27 milliards de fonds européens pour les régions françaises

Pour entendre parler d’Europe, Aurélien Enthoven et Vincent Tremolet du Figaro pourront aussi lire la presse quotidienne régionale du jour qui explique ou va l’argent de l’Europe dans nos territoires. "Combien donne l’Europe ?", questionne le Dauphiné. "Ces projets soutenus par l’Europe ?", titre les Dernières Nouvelles d’Alsace, "À qui vont les fonds ?", interroge Vosges Matin idem à la Une de la Voix du Nord ou vous trouverez une carte, des fonds européens et leur utilisation ici 98 millions pour le port de Calais, ici 11 millions d’euros pour le bus en site propre de Dunkerque, trois millions encore pour le réaménagement de la gare de Saint-Omer ou ici 2,4 millions pour un projet de recherche sur le changement climatique à l’université de Lille. Les autres journaux font à peu près la même chose. Entre 2014 et 2020, les Hauts-de-France auront reçu 1,7 milliard d’euros et l’ensemble des régions françaises bénéficié de 27 milliards d’euros sur la même période. Ça relativise le discours de ceux qui pensent que l’Europe ne fait rien. C’est normal, tant que l’Europe n’aura ni visage ni véritables couleurs elle ne passionnera pas les foules.
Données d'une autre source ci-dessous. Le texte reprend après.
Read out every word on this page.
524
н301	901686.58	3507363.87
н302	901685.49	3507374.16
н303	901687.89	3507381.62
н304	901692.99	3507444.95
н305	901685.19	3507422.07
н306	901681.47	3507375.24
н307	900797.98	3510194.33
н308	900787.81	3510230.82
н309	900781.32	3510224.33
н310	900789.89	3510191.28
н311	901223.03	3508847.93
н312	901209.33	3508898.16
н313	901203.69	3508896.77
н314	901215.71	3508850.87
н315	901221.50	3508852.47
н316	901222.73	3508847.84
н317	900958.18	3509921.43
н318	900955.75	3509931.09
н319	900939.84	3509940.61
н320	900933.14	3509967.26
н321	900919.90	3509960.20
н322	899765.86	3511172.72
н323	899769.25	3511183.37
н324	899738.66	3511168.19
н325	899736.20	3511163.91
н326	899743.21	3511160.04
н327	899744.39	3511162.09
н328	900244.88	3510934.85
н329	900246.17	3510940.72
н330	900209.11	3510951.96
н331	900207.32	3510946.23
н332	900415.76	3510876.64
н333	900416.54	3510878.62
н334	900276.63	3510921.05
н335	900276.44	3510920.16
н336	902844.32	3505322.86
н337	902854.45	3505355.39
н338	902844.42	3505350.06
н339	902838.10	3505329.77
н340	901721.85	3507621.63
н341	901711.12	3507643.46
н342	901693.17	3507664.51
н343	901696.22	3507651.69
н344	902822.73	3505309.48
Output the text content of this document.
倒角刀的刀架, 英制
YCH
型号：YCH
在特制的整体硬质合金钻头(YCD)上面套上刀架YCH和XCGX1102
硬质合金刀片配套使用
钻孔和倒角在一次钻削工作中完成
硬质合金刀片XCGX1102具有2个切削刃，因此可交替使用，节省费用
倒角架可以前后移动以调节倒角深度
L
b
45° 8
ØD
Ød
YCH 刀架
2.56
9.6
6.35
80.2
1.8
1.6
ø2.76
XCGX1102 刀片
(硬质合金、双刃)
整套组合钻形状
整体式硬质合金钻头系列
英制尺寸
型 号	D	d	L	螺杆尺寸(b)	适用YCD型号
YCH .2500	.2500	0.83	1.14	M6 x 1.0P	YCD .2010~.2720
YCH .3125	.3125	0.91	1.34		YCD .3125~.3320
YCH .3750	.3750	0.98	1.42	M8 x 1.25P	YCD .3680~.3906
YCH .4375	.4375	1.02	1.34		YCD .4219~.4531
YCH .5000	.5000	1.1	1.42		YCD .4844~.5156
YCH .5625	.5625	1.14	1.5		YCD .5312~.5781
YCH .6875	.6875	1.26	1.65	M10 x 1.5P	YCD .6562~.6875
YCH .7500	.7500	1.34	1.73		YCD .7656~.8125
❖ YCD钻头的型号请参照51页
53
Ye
Il sèche l’entrainement pour voir Tottenham-Ajax et se fait virer

Il y a du monde surtout quand il s’agit de ne pas manquer le match allé qui opposait le 30 avril dernier à Londres le club anglais de Tottenham à l’Ajax d’Amsterdam en demi-finale de la ligue des champions. Jordie Van der Lann 25 ans, joueur de deuxième division au SC Telstar basé à Velsen en Hollande a séché l’entrainement pour aller voir jouer l’Ajax. Pour justifier cette absence,il a expliqué à son entraîneur qu’il était malade. Le problème c’est que Jordie est apparu trois fois à la télévision en pleine forme et tout sourire en train d’encourager l’Ajax. Bien sûr, l’entraineur était devant sa télévision. Résultat, Jordie a été viré avec effet immédiat ce qui lui a laissé du temps pour assister ce mercredi soir à la défaite de l’Ajax en match retour. Il en aura encore plus pour assister à la finale Tottenham-LIverpool qui a lieu le premier juin prochain à Madrid. Et qui sait peut-être pourra-t-il trouver cinq minutes pour voter aux européennes.